Compounding this, some classes may end up being skewed, both by virtue of there being more items in that class and by virtue of random probability dropping more of those classes due to tag or class filters. Even if the split continues to occur before preprocessing, I think it would be better to split by class than by sheer number of images.
As an example, one dataset I have started at ~7,300 images. After preprocessing, ~3,000 images were dropped, leaving ~4,300. The original validation split was set to 14%, and after preprocessing, I had 10% of images in the validation set. The table below breaks things down in a better way though. Some classes, by virtue of their quantity, have well over 10%. Other’s have nearly nothing (and did have nothing in a previous release, before I increased the Train/Test split). I don’t feel like this makes a very good validation set and would rather Roboflow aim to get X% of each class, rather than X% of all images.
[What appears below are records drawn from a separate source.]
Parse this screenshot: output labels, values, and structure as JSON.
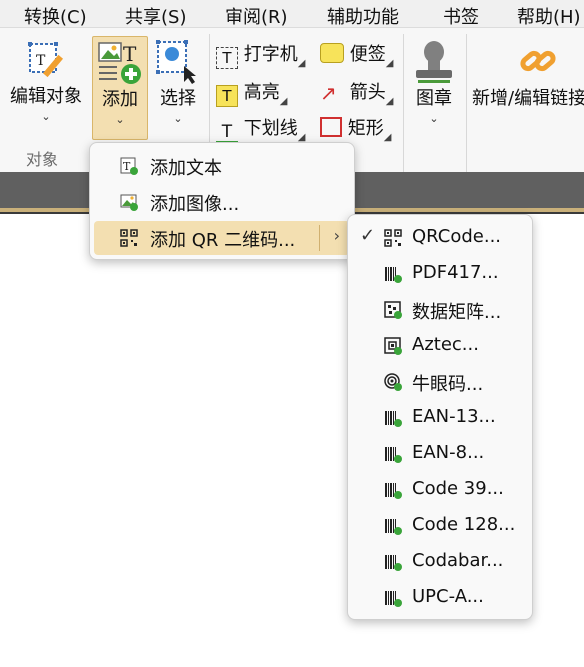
{
  "menubar": {
    "items": [
      "转换(C)",
      "共享(S)",
      "审阅(R)",
      "辅助功能",
      "书签",
      "帮助(H)"
    ]
  },
  "ribbon": {
    "edit_object": "编辑对象",
    "add": "添加",
    "select": "选择",
    "typewriter": "打字机",
    "highlight": "高亮",
    "underline": "下划线",
    "sticky_note": "便签",
    "arrow": "箭头",
    "rectangle": "矩形",
    "stamp": "图章",
    "new_edit_link": "新增/编辑链接",
    "group_objects": "对象"
  },
  "add_menu": {
    "items": [
      "添加文本",
      "添加图像...",
      "添加 QR 二维码..."
    ],
    "submenu_arrow": "›"
  },
  "qr_submenu": {
    "checkmark": "✓",
    "items": [
      "QRCode...",
      "PDF417...",
      "数据矩阵...",
      "Aztec...",
      "牛眼码...",
      "EAN-13...",
      "EAN-8...",
      "Code 39...",
      "Code 128...",
      "Codabar...",
      "UPC-A..."
    ]
  },
  "colors": {
    "highlight": "#f3dfb1",
    "toolbar_dark": "#606060",
    "accent_green": "#3aa43a",
    "accent_orange": "#f0a030"
  }
}
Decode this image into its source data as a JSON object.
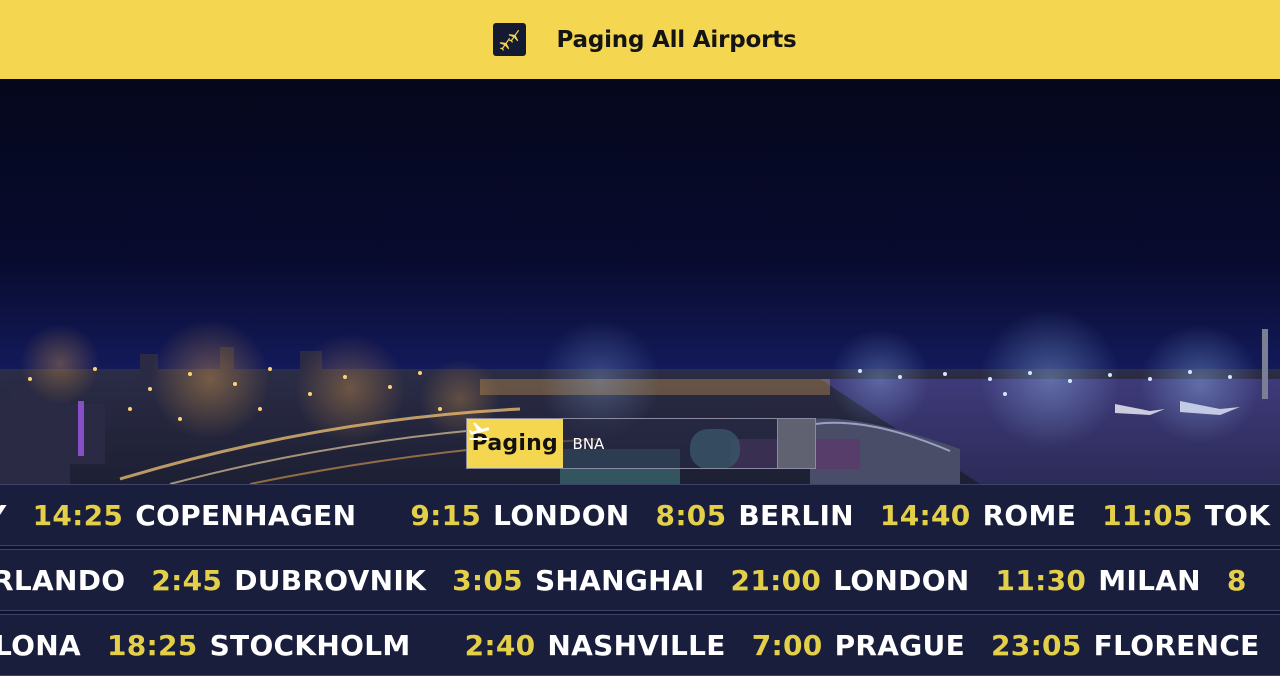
{
  "header": {
    "title": "Paging All Airports",
    "logo_icon": "airplanes-icon",
    "background": "#f5d650"
  },
  "search": {
    "label": "Paging",
    "value": "BNA",
    "submit_icon": "plane-takeoff-icon"
  },
  "board": {
    "time_color": "#e4cf48",
    "rows": [
      {
        "entries": [
          {
            "time": "",
            "city": "Y"
          },
          {
            "time": "14:25",
            "city": "COPENHAGEN"
          },
          {
            "time": "9:15",
            "city": "LONDON"
          },
          {
            "time": "8:05",
            "city": "BERLIN"
          },
          {
            "time": "14:40",
            "city": "ROME"
          },
          {
            "time": "11:05",
            "city": "TOK"
          }
        ]
      },
      {
        "entries": [
          {
            "time": "",
            "city": "RLANDO"
          },
          {
            "time": "2:45",
            "city": "DUBROVNIK"
          },
          {
            "time": "3:05",
            "city": "SHANGHAI"
          },
          {
            "time": "21:00",
            "city": "LONDON"
          },
          {
            "time": "11:30",
            "city": "MILAN"
          },
          {
            "time": "8",
            "city": ""
          }
        ]
      },
      {
        "entries": [
          {
            "time": "",
            "city": "LONA"
          },
          {
            "time": "18:25",
            "city": "STOCKHOLM"
          },
          {
            "time": "2:40",
            "city": "NASHVILLE"
          },
          {
            "time": "7:00",
            "city": "PRAGUE"
          },
          {
            "time": "23:05",
            "city": "FLORENCE"
          }
        ]
      }
    ]
  }
}
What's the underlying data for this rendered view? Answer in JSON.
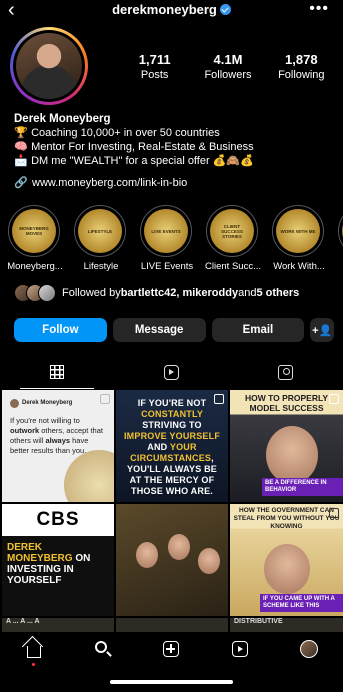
{
  "header": {
    "username": "derekmoneyberg",
    "back_icon": "chevron-left-icon",
    "more_icon": "more-horizontal-icon"
  },
  "stats": [
    {
      "value": "1,711",
      "label": "Posts"
    },
    {
      "value": "4.1M",
      "label": "Followers"
    },
    {
      "value": "1,878",
      "label": "Following"
    }
  ],
  "bio": {
    "name": "Derek Moneyberg",
    "lines": [
      {
        "icon": "🏆",
        "text": "Coaching 10,000+ in over 50 countries"
      },
      {
        "icon": "🧠",
        "text": "Mentor For Investing, Real-Estate & Business"
      },
      {
        "icon": "📩",
        "text": "DM me \"WEALTH\" for a special offer 💰🙈💰"
      }
    ],
    "link": "www.moneyberg.com/link-in-bio"
  },
  "highlights": [
    {
      "label": "Moneyberg...",
      "cover": "MONEYBERG MOVES"
    },
    {
      "label": "Lifestyle",
      "cover": "LIFESTYLE"
    },
    {
      "label": "LIVE Events",
      "cover": "LIVE EVENTS"
    },
    {
      "label": "Client Succ...",
      "cover": "CLIENT SUCCESS STORIES"
    },
    {
      "label": "Work With...",
      "cover": "WORK WITH ME"
    }
  ],
  "followed_by": {
    "prefix": "Followed by ",
    "names": "bartlettc42, mikeroddy",
    "suffix_and": " and ",
    "others": "5 others"
  },
  "actions": {
    "follow": "Follow",
    "message": "Message",
    "email": "Email",
    "add_icon": "add-person-icon"
  },
  "tabs": [
    "grid-icon",
    "reels-icon",
    "tagged-icon"
  ],
  "posts": {
    "p1_author": "Derek Moneyberg",
    "p1_quote_a": "If you're not willing to ",
    "p1_quote_b": "outwork",
    "p1_quote_c": " others, accept that others will ",
    "p1_quote_d": "always",
    "p1_quote_e": " have better results than you.",
    "p2_a": "IF YOU'RE NOT ",
    "p2_b": "CONSTANTLY",
    "p2_c": " STRIVING TO ",
    "p2_d": "IMPROVE YOURSELF",
    "p2_e": " AND ",
    "p2_f": "YOUR CIRCUMSTANCES",
    "p2_g": ", YOU'LL ALWAYS BE AT THE MERCY OF THOSE WHO ARE.",
    "p3_head": "HOW TO PROPERLY MODEL SUCCESS",
    "p3_cap": "BE A DIFFERENCE IN BEHAVIOR",
    "p4_logo": "CBS",
    "p4_a": "DEREK MONEYBERG",
    "p4_b": " ON INVESTING IN YOURSELF",
    "p6_head": "HOW THE GOVERNMENT CAN STEAL FROM YOU WITHOUT YOU KNOWING",
    "p6_cap": "IF YOU CAME UP WITH A SCHEME LIKE THIS",
    "peek_1": "A ... A ... A",
    "peek_2": "",
    "peek_3": "DISTRIBUTIVE"
  },
  "bottom_nav": [
    "home-icon",
    "search-icon",
    "create-icon",
    "reels-icon",
    "profile-icon"
  ]
}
Thanks for bringing up this issue! I’ve escalated this feature request to our team.
It sounds like either splitting by classes or allowing rebalancing after preprocessing would address this problem. If we were to allow splitting by classes, where would you expect to set this?
It sounds like either splitting by classes or allowing rebalancing after preprocessing would address this problem
I think both. Splitting by classes would make for better test/validation sets either way. Rebalancing (or just the initial balancing) after preprocessing would ensure that the percentages assigned to each remain more consistant. In other words, swap steps 2 and 3, with the numbers in 3 (now Train/Test Split) reflecting any filters applied in 2.
If we were to allow splitting by classes, where would you expect to set this?
My first thought would be to add a checkbox, checked by default, to the Train/Test Split step that says something like “Split by Class”. Unchecking it would revert back to just selecting a random X% of the images, not taking class into account. There might still be a use case for sampling by images if you want a truly random test group, thus the option. While truly random might be more representative of whatever dataset someone is working on though, I don’t think it makes for a good training model where you want at least some representatives of even low count classes. I’d have to defer to someone with more experience on training models than me. If there isn’t a reason to keep that as an option, then maybe nothing has to change except the back-end behavior. Users still see the same re-balance slider, only it takes into account classes now.
I have a similar issue. I am a paying customer, and am trying to train models on Roboflow with a dataset that is similarly skewed strongly, with classes landing almost fully in training or validation sets. In my case, the rebalancing (for whatever reason) decides to create a validation set that is almost completely one class. And that class is one of the less common classes (of the 7 total classes I am using). So I am training a model, then evaluating it on images that exclusively have a class that the model has never even seen. This means that my mAP is very low, and I am not sure that it creates a model I can even use. I want to train a model to use for autolabeling, but if this broken/un-changeable rebalancing doesn’t allow me to train a model for autolabeling, I wont be able to continue to use RoboFlow as my company scales, which means I may have to switch to a different platform altogether. I really like RoboFlow in general, but this is a major problem to allow me to scale my companies labeling efforts.